Argentine est le nom de l’exil, du tango, et de la catastrophe.

Diego Maradona est le nom de Dieu.

Mère est le nom d’une femme cherchant son fils disparu.

Mai est le nom d’une place insurrectionnelle et hantée.

En écrivant Aimer sans savoir, être sans comprendre, son troisième livre après L’Oubli (2004) et Survivre (2017), Frederika Amalia Finkelstein interroge une nouvelle fois le mystère de ses origines et de sa construction identitaire, entre unité et dispersion, concrétion d’être et dissolution du moi.

S’il ne lui est pas possible de se rendre à Auschwitz en voyage mémoriel, et d’en faire, peut-être, d’une certaine façon, le deuil, le retour en Argentine, où son grand-père polonais émigra afin de fuir les persécutions antisémites, est pour Frederika Amalia Finkelstein l’objet d’un livre placé sous l’autorité de Virginia Woolf et des flux de conscience.

Aimer sans savoir, être sans comprendre comporte une dimension hypnagogique : souvenirs/rêves du premier amour, Fernando, de la maison d’enfance à Miramar, à cinq cents kilomètres au sud de Buenos Aires, des corps qui ont contenu, soutenu, retenu une petite fille au cœur déchiré par l’Histoire.

Ce livre sur le temps, la mémoire et l’oubli, propose, à travers le récit d’événements fondateurs, un chemin spirituelvers la possibilité de la Gelassenheit et de la sensation de l’instant vécu comme éternité.

Portrait d’une jeune femme en fleur (d’hortensia) et maillot bleu et blanc : « Les végétaux ont besoin qu’on respecte leur degré de sauvagerie.

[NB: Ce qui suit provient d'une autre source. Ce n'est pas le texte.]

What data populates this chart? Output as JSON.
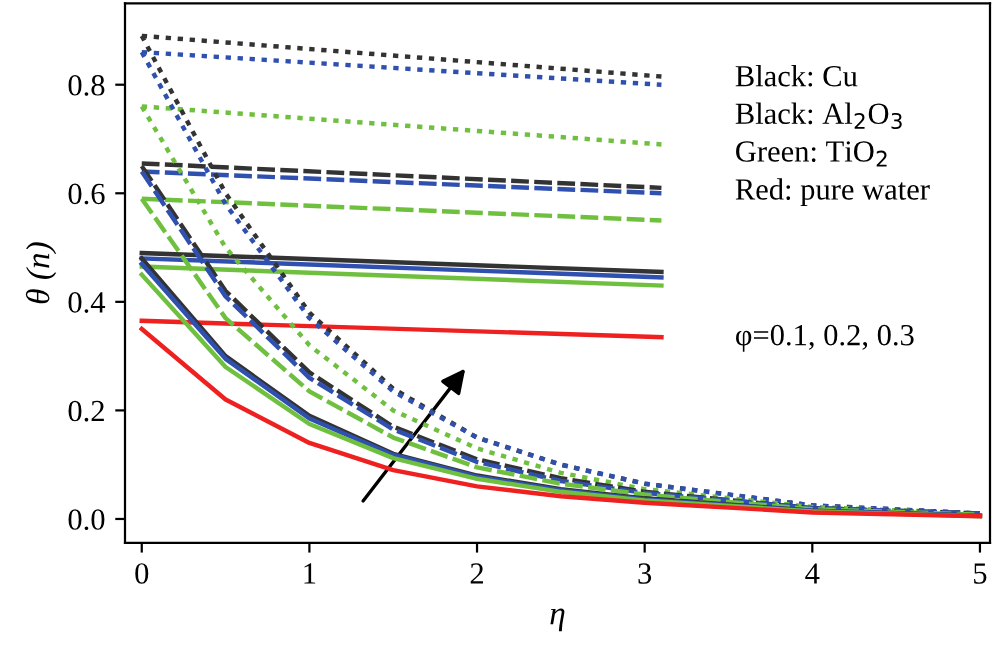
{
  "chart_data": {
    "type": "line",
    "xlabel": "η",
    "ylabel": "θ (n)",
    "xlim": [
      -0.1,
      5.06
    ],
    "ylim": [
      -0.044,
      0.95
    ],
    "xticks": [
      0,
      1,
      2,
      3,
      4,
      5
    ],
    "yticks": [
      {
        "value": 0,
        "label": "0.0"
      },
      0.2,
      0.4,
      0.6,
      0.8
    ],
    "grid": false,
    "legend": false,
    "marker": "none",
    "annotations": [
      "Black: Cu",
      "Black: Al$_{2}$O$_{3}$",
      "Green: TiO$_{2}$",
      "Red: pure water",
      "φ=0.1, 0.2, 0.3"
    ],
    "series": [
      {
        "color": "#333333",
        "line_style": "dotted",
        "x": [
          0,
          3.1
        ],
        "values": [
          0.89,
          0.815
        ]
      },
      {
        "color": "#3050b0",
        "line_style": "dotted",
        "x": [
          0,
          3.1
        ],
        "values": [
          0.86,
          0.8
        ]
      },
      {
        "color": "#70c040",
        "line_style": "dotted",
        "x": [
          0,
          3.1
        ],
        "values": [
          0.76,
          0.69
        ]
      },
      {
        "color": "#333333",
        "line_style": "dashed",
        "x": [
          0,
          3.1
        ],
        "values": [
          0.655,
          0.61
        ]
      },
      {
        "color": "#3050b0",
        "line_style": "dashed",
        "x": [
          0,
          3.1
        ],
        "values": [
          0.64,
          0.6
        ]
      },
      {
        "color": "#70c040",
        "line_style": "dashed",
        "x": [
          0,
          3.1
        ],
        "values": [
          0.59,
          0.55
        ]
      },
      {
        "color": "#333333",
        "line_style": "solid",
        "x": [
          0,
          3.1
        ],
        "values": [
          0.49,
          0.455
        ]
      },
      {
        "color": "#3050b0",
        "line_style": "solid",
        "x": [
          0,
          3.1
        ],
        "values": [
          0.48,
          0.445
        ]
      },
      {
        "color": "#70c040",
        "line_style": "solid",
        "x": [
          0,
          3.1
        ],
        "values": [
          0.465,
          0.43
        ]
      },
      {
        "color": "#ee2020",
        "line_style": "solid",
        "x": [
          0,
          3.1
        ],
        "values": [
          0.365,
          0.335
        ]
      },
      {
        "color": "#333333",
        "line_style": "dotted",
        "x": [
          0,
          0.5,
          1,
          1.5,
          2,
          2.5,
          3,
          4,
          5
        ],
        "values": [
          0.89,
          0.6,
          0.38,
          0.24,
          0.15,
          0.1,
          0.065,
          0.025,
          0.01
        ]
      },
      {
        "color": "#3050b0",
        "line_style": "dotted",
        "x": [
          0,
          0.5,
          1,
          1.5,
          2,
          2.5,
          3,
          4,
          5
        ],
        "values": [
          0.86,
          0.58,
          0.37,
          0.235,
          0.15,
          0.1,
          0.065,
          0.025,
          0.01
        ]
      },
      {
        "color": "#70c040",
        "line_style": "dotted",
        "x": [
          0,
          0.5,
          1,
          1.5,
          2,
          2.5,
          3,
          4,
          5
        ],
        "values": [
          0.76,
          0.5,
          0.32,
          0.2,
          0.13,
          0.085,
          0.055,
          0.022,
          0.01
        ]
      },
      {
        "color": "#333333",
        "line_style": "dashed",
        "x": [
          0,
          0.5,
          1,
          1.5,
          2,
          2.5,
          3,
          4,
          5
        ],
        "values": [
          0.65,
          0.42,
          0.27,
          0.17,
          0.11,
          0.075,
          0.05,
          0.02,
          0.01
        ]
      },
      {
        "color": "#3050b0",
        "line_style": "dashed",
        "x": [
          0,
          0.5,
          1,
          1.5,
          2,
          2.5,
          3,
          4,
          5
        ],
        "values": [
          0.64,
          0.41,
          0.26,
          0.165,
          0.105,
          0.07,
          0.048,
          0.02,
          0.01
        ]
      },
      {
        "color": "#70c040",
        "line_style": "dashed",
        "x": [
          0,
          0.5,
          1,
          1.5,
          2,
          2.5,
          3,
          4,
          5
        ],
        "values": [
          0.59,
          0.37,
          0.235,
          0.15,
          0.095,
          0.065,
          0.045,
          0.018,
          0.008
        ]
      },
      {
        "color": "#333333",
        "line_style": "solid",
        "x": [
          0,
          0.5,
          1,
          1.5,
          2,
          2.5,
          3,
          4,
          5
        ],
        "values": [
          0.48,
          0.3,
          0.19,
          0.12,
          0.08,
          0.055,
          0.038,
          0.015,
          0.006
        ]
      },
      {
        "color": "#3050b0",
        "line_style": "solid",
        "x": [
          0,
          0.5,
          1,
          1.5,
          2,
          2.5,
          3,
          4,
          5
        ],
        "values": [
          0.47,
          0.295,
          0.185,
          0.118,
          0.078,
          0.053,
          0.036,
          0.015,
          0.006
        ]
      },
      {
        "color": "#70c040",
        "line_style": "solid",
        "x": [
          0,
          0.5,
          1,
          1.5,
          2,
          2.5,
          3,
          4,
          5
        ],
        "values": [
          0.45,
          0.28,
          0.175,
          0.112,
          0.074,
          0.05,
          0.034,
          0.014,
          0.005
        ]
      },
      {
        "color": "#ee2020",
        "line_style": "solid",
        "x": [
          0,
          0.5,
          1,
          1.5,
          2,
          2.5,
          3,
          4,
          5
        ],
        "values": [
          0.35,
          0.22,
          0.14,
          0.09,
          0.06,
          0.042,
          0.03,
          0.012,
          0.005
        ]
      }
    ]
  }
}
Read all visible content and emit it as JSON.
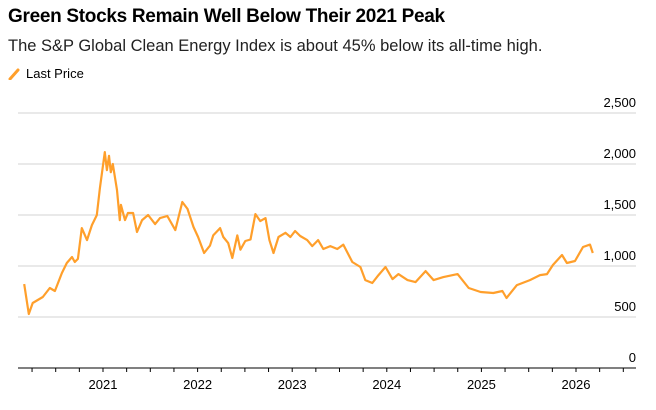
{
  "header": {
    "title": "Green Stocks Remain Well Below Their 2021 Peak",
    "subtitle": "The S&P Global Clean Energy Index is about 45% below its all-time high."
  },
  "chart_data": {
    "type": "line",
    "title": "Green Stocks Remain Well Below Their 2021 Peak",
    "subtitle": "The S&P Global Clean Energy Index is about 45% below its all-time high.",
    "xlabel": "",
    "ylabel": "",
    "ylim": [
      0,
      2500
    ],
    "xlim": [
      "2020-01-15",
      "2026-08-31"
    ],
    "grid": true,
    "legend": "top-left",
    "y_ticks": [
      "0",
      "500",
      "1,000",
      "1,500",
      "2,000",
      "2,500"
    ],
    "y_tick_values": [
      0,
      500,
      1000,
      1500,
      2000,
      2500
    ],
    "x_ticks": [
      "2021",
      "2022",
      "2023",
      "2024",
      "2025",
      "2026"
    ],
    "series": [
      {
        "name": "Last Price",
        "color": "#ff9f2b",
        "points": [
          [
            "2020-03-02",
            823
          ],
          [
            "2020-03-20",
            529
          ],
          [
            "2020-04-04",
            637
          ],
          [
            "2020-05-13",
            696
          ],
          [
            "2020-06-09",
            784
          ],
          [
            "2020-06-29",
            755
          ],
          [
            "2020-07-26",
            931
          ],
          [
            "2020-08-14",
            1029
          ],
          [
            "2020-09-03",
            1088
          ],
          [
            "2020-09-14",
            1039
          ],
          [
            "2020-09-26",
            1070
          ],
          [
            "2020-10-11",
            1372
          ],
          [
            "2020-10-31",
            1254
          ],
          [
            "2020-11-19",
            1401
          ],
          [
            "2020-12-08",
            1499
          ],
          [
            "2020-12-20",
            1764
          ],
          [
            "2021-01-08",
            2117
          ],
          [
            "2021-01-16",
            1940
          ],
          [
            "2021-01-24",
            2080
          ],
          [
            "2021-01-31",
            1920
          ],
          [
            "2021-02-08",
            2000
          ],
          [
            "2021-02-24",
            1744
          ],
          [
            "2021-03-07",
            1450
          ],
          [
            "2021-03-11",
            1600
          ],
          [
            "2021-03-27",
            1450
          ],
          [
            "2021-04-07",
            1520
          ],
          [
            "2021-04-27",
            1520
          ],
          [
            "2021-05-12",
            1333
          ],
          [
            "2021-06-01",
            1450
          ],
          [
            "2021-06-24",
            1500
          ],
          [
            "2021-07-21",
            1411
          ],
          [
            "2021-08-09",
            1470
          ],
          [
            "2021-09-06",
            1490
          ],
          [
            "2021-10-07",
            1352
          ],
          [
            "2021-11-03",
            1627
          ],
          [
            "2021-11-23",
            1560
          ],
          [
            "2021-12-16",
            1382
          ],
          [
            "2022-01-03",
            1284
          ],
          [
            "2022-01-26",
            1127
          ],
          [
            "2022-02-18",
            1200
          ],
          [
            "2022-03-02",
            1300
          ],
          [
            "2022-03-29",
            1372
          ],
          [
            "2022-04-10",
            1284
          ],
          [
            "2022-04-29",
            1225
          ],
          [
            "2022-05-15",
            1078
          ],
          [
            "2022-06-03",
            1300
          ],
          [
            "2022-06-15",
            1160
          ],
          [
            "2022-07-04",
            1245
          ],
          [
            "2022-07-24",
            1260
          ],
          [
            "2022-08-12",
            1509
          ],
          [
            "2022-08-31",
            1440
          ],
          [
            "2022-09-20",
            1470
          ],
          [
            "2022-10-05",
            1254
          ],
          [
            "2022-10-21",
            1127
          ],
          [
            "2022-11-09",
            1284
          ],
          [
            "2022-12-06",
            1325
          ],
          [
            "2022-12-25",
            1284
          ],
          [
            "2023-01-12",
            1343
          ],
          [
            "2023-02-01",
            1294
          ],
          [
            "2023-02-28",
            1254
          ],
          [
            "2023-03-19",
            1195
          ],
          [
            "2023-04-11",
            1254
          ],
          [
            "2023-05-01",
            1167
          ],
          [
            "2023-05-28",
            1195
          ],
          [
            "2023-06-24",
            1167
          ],
          [
            "2023-07-17",
            1210
          ],
          [
            "2023-08-21",
            1039
          ],
          [
            "2023-09-21",
            990
          ],
          [
            "2023-10-10",
            862
          ],
          [
            "2023-11-06",
            833
          ],
          [
            "2023-11-30",
            911
          ],
          [
            "2023-12-27",
            990
          ],
          [
            "2024-01-23",
            872
          ],
          [
            "2024-02-15",
            921
          ],
          [
            "2024-03-21",
            862
          ],
          [
            "2024-04-21",
            842
          ],
          [
            "2024-05-30",
            950
          ],
          [
            "2024-06-30",
            862
          ],
          [
            "2024-08-07",
            891
          ],
          [
            "2024-10-01",
            921
          ],
          [
            "2024-11-13",
            784
          ],
          [
            "2024-12-29",
            745
          ],
          [
            "2025-02-16",
            735
          ],
          [
            "2025-03-23",
            755
          ],
          [
            "2025-04-08",
            686
          ],
          [
            "2025-05-18",
            813
          ],
          [
            "2025-07-07",
            862
          ],
          [
            "2025-08-15",
            911
          ],
          [
            "2025-09-11",
            921
          ],
          [
            "2025-10-04",
            1010
          ],
          [
            "2025-11-08",
            1108
          ],
          [
            "2025-11-27",
            1029
          ],
          [
            "2025-12-28",
            1049
          ],
          [
            "2026-01-28",
            1186
          ],
          [
            "2026-02-24",
            1210
          ],
          [
            "2026-03-07",
            1127
          ]
        ]
      }
    ]
  }
}
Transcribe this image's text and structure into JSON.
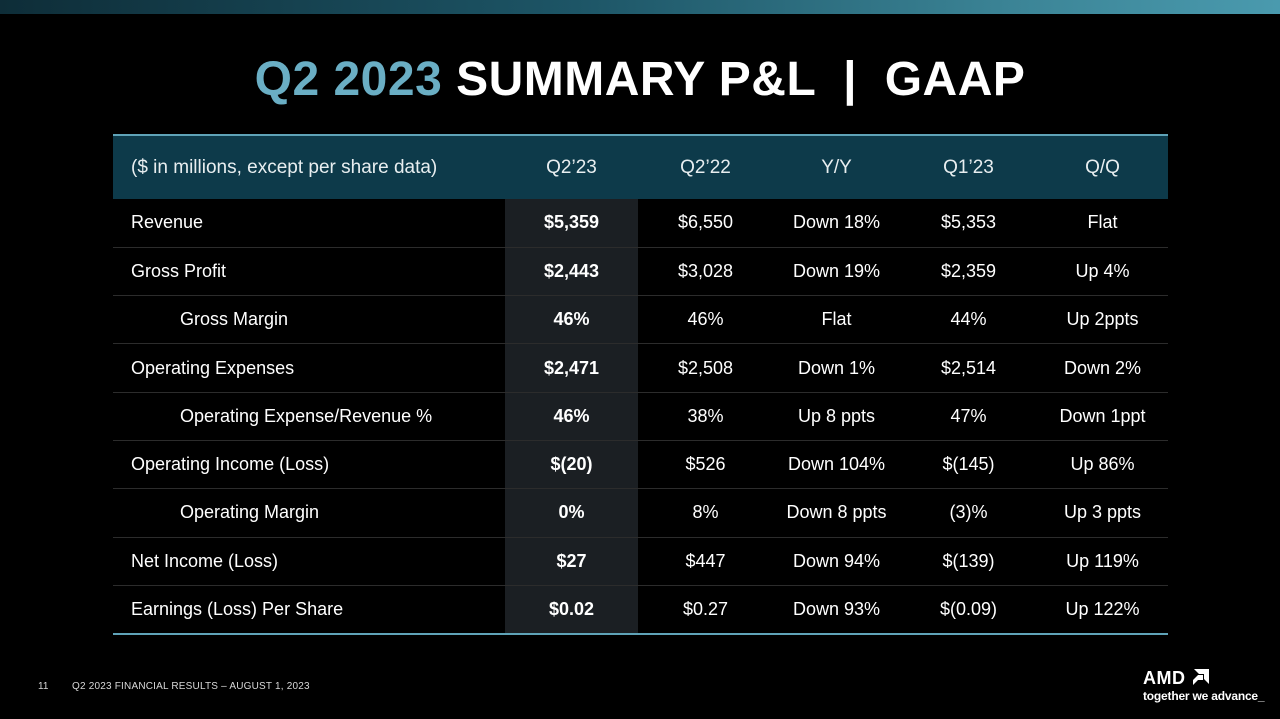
{
  "title": {
    "accent": "Q2 2023",
    "main": "SUMMARY P&L  |  GAAP"
  },
  "table": {
    "header": [
      "($ in millions, except per share data)",
      "Q2’23",
      "Q2’22",
      "Y/Y",
      "Q1’23",
      "Q/Q"
    ],
    "rows": [
      {
        "label": "Revenue",
        "indent": false,
        "q2_23": "$5,359",
        "q2_22": "$6,550",
        "yy": "Down 18%",
        "q1_23": "$5,353",
        "qq": "Flat"
      },
      {
        "label": "Gross Profit",
        "indent": false,
        "q2_23": "$2,443",
        "q2_22": "$3,028",
        "yy": "Down 19%",
        "q1_23": "$2,359",
        "qq": "Up 4%"
      },
      {
        "label": "Gross Margin",
        "indent": true,
        "q2_23": "46%",
        "q2_22": "46%",
        "yy": "Flat",
        "q1_23": "44%",
        "qq": "Up 2ppts"
      },
      {
        "label": "Operating Expenses",
        "indent": false,
        "q2_23": "$2,471",
        "q2_22": "$2,508",
        "yy": "Down 1%",
        "q1_23": "$2,514",
        "qq": "Down 2%"
      },
      {
        "label": "Operating Expense/Revenue %",
        "indent": true,
        "q2_23": "46%",
        "q2_22": "38%",
        "yy": "Up 8 ppts",
        "q1_23": "47%",
        "qq": "Down 1ppt"
      },
      {
        "label": "Operating Income (Loss)",
        "indent": false,
        "q2_23": "$(20)",
        "q2_22": "$526",
        "yy": "Down 104%",
        "q1_23": "$(145)",
        "qq": "Up 86%"
      },
      {
        "label": "Operating Margin",
        "indent": true,
        "q2_23": "0%",
        "q2_22": "8%",
        "yy": "Down 8 ppts",
        "q1_23": "(3)%",
        "qq": "Up 3 ppts"
      },
      {
        "label": "Net Income (Loss)",
        "indent": false,
        "q2_23": "$27",
        "q2_22": "$447",
        "yy": "Down 94%",
        "q1_23": "$(139)",
        "qq": "Up 119%"
      },
      {
        "label": "Earnings (Loss) Per Share",
        "indent": false,
        "q2_23": "$0.02",
        "q2_22": "$0.27",
        "yy": "Down 93%",
        "q1_23": "$(0.09)",
        "qq": "Up 122%"
      }
    ]
  },
  "footer": {
    "page_number": "11",
    "text": "Q2 2023 FINANCIAL RESULTS – AUGUST 1, 2023"
  },
  "logo": {
    "wordmark": "AMD",
    "tagline": "together we advance_",
    "icon": "amd-arrow-icon"
  },
  "colors": {
    "accent": "#6aaec4",
    "header_bg": "#0d3a4a",
    "rule": "#5fa3b8"
  }
}
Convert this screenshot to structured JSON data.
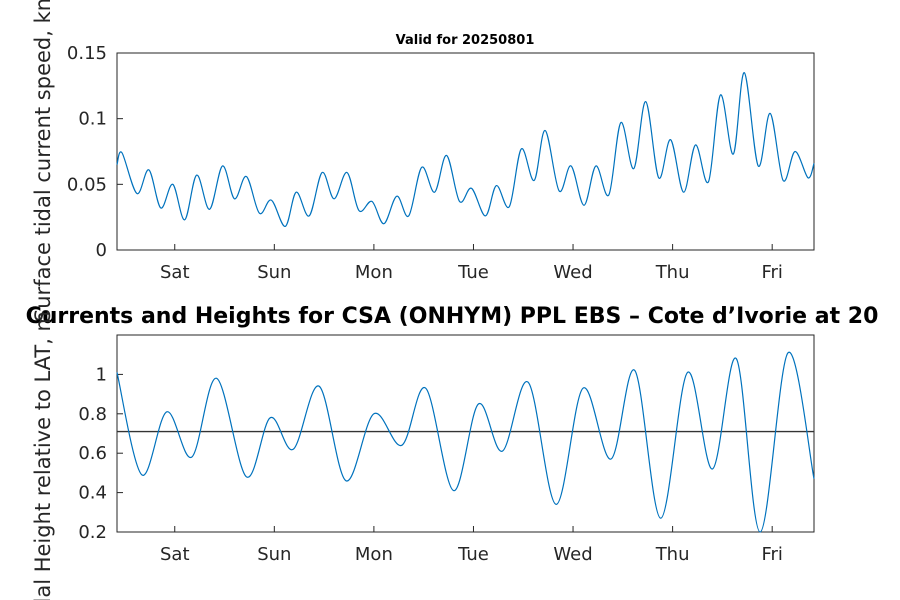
{
  "chart_data": [
    {
      "type": "line",
      "title": "Valid for 20250801",
      "ylabel": "Surface tidal current speed, kn",
      "ylim": [
        0,
        0.15
      ],
      "yticks": [
        0,
        0.05,
        0.1,
        0.15
      ],
      "ytick_labels": [
        "0",
        "0.05",
        "0.1",
        "0.15"
      ],
      "xlim": [
        0,
        7
      ],
      "xticks": [
        0.58,
        1.58,
        2.58,
        3.58,
        4.58,
        5.58,
        6.58
      ],
      "xtick_labels": [
        "Sat",
        "Sun",
        "Mon",
        "Tue",
        "Wed",
        "Thu",
        "Fri"
      ],
      "color": "#0072BD",
      "x": [
        0,
        0.05,
        0.2,
        0.32,
        0.44,
        0.56,
        0.68,
        0.8,
        0.93,
        1.06,
        1.18,
        1.3,
        1.43,
        1.55,
        1.69,
        1.8,
        1.93,
        2.06,
        2.18,
        2.31,
        2.43,
        2.56,
        2.68,
        2.81,
        2.93,
        3.06,
        3.19,
        3.31,
        3.44,
        3.56,
        3.7,
        3.81,
        3.94,
        4.06,
        4.19,
        4.3,
        4.44,
        4.56,
        4.69,
        4.81,
        4.94,
        5.06,
        5.19,
        5.31,
        5.44,
        5.56,
        5.69,
        5.81,
        5.94,
        6.06,
        6.19,
        6.3,
        6.44,
        6.56,
        6.69,
        6.81,
        6.94,
        7.0
      ],
      "y": [
        0.065,
        0.074,
        0.043,
        0.061,
        0.032,
        0.05,
        0.023,
        0.057,
        0.031,
        0.064,
        0.039,
        0.056,
        0.028,
        0.038,
        0.018,
        0.044,
        0.026,
        0.059,
        0.039,
        0.059,
        0.03,
        0.037,
        0.02,
        0.041,
        0.026,
        0.063,
        0.044,
        0.072,
        0.037,
        0.047,
        0.026,
        0.049,
        0.033,
        0.077,
        0.053,
        0.091,
        0.045,
        0.064,
        0.034,
        0.064,
        0.042,
        0.097,
        0.062,
        0.113,
        0.055,
        0.084,
        0.044,
        0.08,
        0.052,
        0.118,
        0.073,
        0.135,
        0.064,
        0.104,
        0.053,
        0.075,
        0.055,
        0.066
      ]
    },
    {
      "type": "line",
      "title": "Currents and Heights for CSA (ONHYM) PPL EBS  – Cote d’Ivorie at 20",
      "ylabel": "Tidal Height relative to LAT, m",
      "ylim": [
        0.2,
        1.2
      ],
      "yticks": [
        0.2,
        0.4,
        0.6,
        0.8,
        1.0
      ],
      "ytick_labels": [
        "0.2",
        "0.4",
        "0.6",
        "0.8",
        "1"
      ],
      "xlim": [
        0,
        7
      ],
      "xticks": [
        0.58,
        1.58,
        2.58,
        3.58,
        4.58,
        5.58,
        6.58
      ],
      "xtick_labels": [
        "Sat",
        "Sun",
        "Mon",
        "Tue",
        "Wed",
        "Thu",
        "Fri"
      ],
      "color": "#0072BD",
      "reference_line": 0.71,
      "reference_color": "#333333",
      "x": [
        0,
        0.25,
        0.5,
        0.75,
        1.0,
        1.3,
        1.54,
        1.77,
        2.03,
        2.3,
        2.58,
        2.86,
        3.1,
        3.38,
        3.63,
        3.87,
        4.13,
        4.41,
        4.68,
        4.96,
        5.2,
        5.46,
        5.73,
        5.98,
        6.22,
        6.46,
        6.74,
        7.0
      ],
      "y": [
        1.01,
        0.49,
        0.81,
        0.58,
        0.98,
        0.48,
        0.78,
        0.62,
        0.94,
        0.46,
        0.8,
        0.64,
        0.93,
        0.41,
        0.85,
        0.61,
        0.96,
        0.34,
        0.93,
        0.57,
        1.02,
        0.27,
        1.01,
        0.52,
        1.08,
        0.2,
        1.11,
        0.47
      ]
    }
  ]
}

On ne peut ni les forcer, ni les assujettir à la volonté humaine. »

L’écriture ou la poésie (peinture, musique, arts) relève-t-elle d’une école de mystère ? Oui, quand elle parvient à retourner le vide où l’on chute en vide où l’on chante.

Francesca Woodman s’enroulait de papiers peints trop frêles pour la retenir de se défenestrer, Frederika Amalia Finkelstein avance vers la lumière par blocs de phrases expirées dans les parallèles du temps artificieux (saturnien, chronophage).

« Plus j’avance dans l’âge, écrit-elle, plus mon visage, je ne le comprends pas. Ce ne sont pas tant ses traits qui changent – je n’ai pas de rides et je maintiens une apparence juvénile malgré l’approche des trente ans -, non, c’est l’autre visage, celui qui n’est formulable par aucune description morphologique : l’invisible de mon visage s’éloigne de ce que je pense être moi, ce que je pensais être du moins. / Il devient l’étranger : une certaine cohérence entre l’image et l’identité se fissure. / Tu as un abîme pour visage. / Il y a des périodes plus inquiétantes que d’autres. Dans les phases excessives, il m’arrive de presser mes mains contre mes joues, jusqu’à mon front. Je tiens à l’illusion de pouvoir le retenir, parce que je sens que ce visage serait capable de se désagréger en un million de particules, comme s’il pouvait à tout moment devenir poussière. Je peux passer plusieurs jours sans me regarder dans une glace. Je redoute la possibilité des reflets – tout ce qui pourrait me confronter à ce visage de sable. »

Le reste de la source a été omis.